XMPPDecoder has a decode problem for UTF-8

A utf8 character ( as char in Java) is usually composed of 1-3 bytes ( max is 6 bytes), see http://en.wikipedia.org/wiki/UTF-8 .

From now on, I assume a character that is 3 bytes.

Openfire use mina nio process network stream, and implement a XMPPDecoder for docode bytes to String/Stanza.

When decode a bytebuffer, it’s may be incomplete bytes for a character. eg. In bytebuffer’s last few bytes, you may receive one or two or three

bytes for a character, if there’s 1 or 2 bytes then it’s incomplete. It’s Random happen incomplete state. If input long 3bytes character, the random probability significantly increased.

let’s see org.jivesoftware.openfire.nio.XMLLightweightParser ( openfire 3.6.4 ):

Charset encoder = Charset.forName(charset);

CharBuffer charBuffer = encoder.decode(byteBuffer.buf());

char[] buf = charBuffer.array();

int readByte = charBuffer.remaining();

char lastChar = buf[readByte-1];

if (lastChar >= 0xfff0) { // you think it’s incomplete, then position-1, readByte-1

byteBuffer.position(byteBuffer.position()-1); //error

readByte–; //error

}

The above code is not properly handled the case that is incomplete for UTF-8.

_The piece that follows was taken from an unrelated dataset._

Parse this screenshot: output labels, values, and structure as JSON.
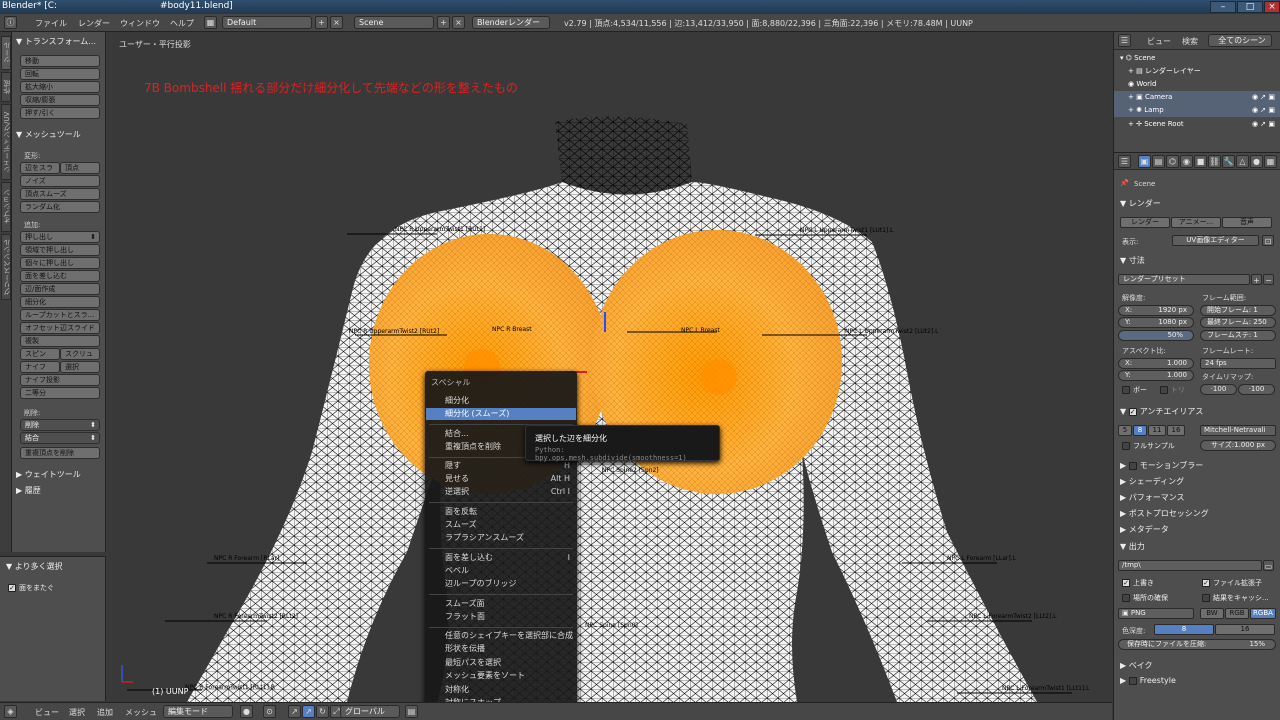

If a character is 3 bytes, there is incomplete for one or two bytes at the end of bytebuffer.

If one byte incomplete, bb’s position should -1. If two bytes position incomplete, bb’s position should -2.

So, if position-1 and two bytes position incomplete, this 3 bytes become the last two bytes for decode, and then be replace to two “FD”.

Or so, if position-2 and one bytes position incomplete, this 3 bytes become the 4 bytes for decode, and then there’s one more “FD” and this character.

See also java.nio.charset.CharsetDecoder , it’s two decode methods.

Notice :

decode(ByteBuffer in, CharBuffer out, boolean endOfInput) ,the last param tell decoder bb’s imcomplete or complete.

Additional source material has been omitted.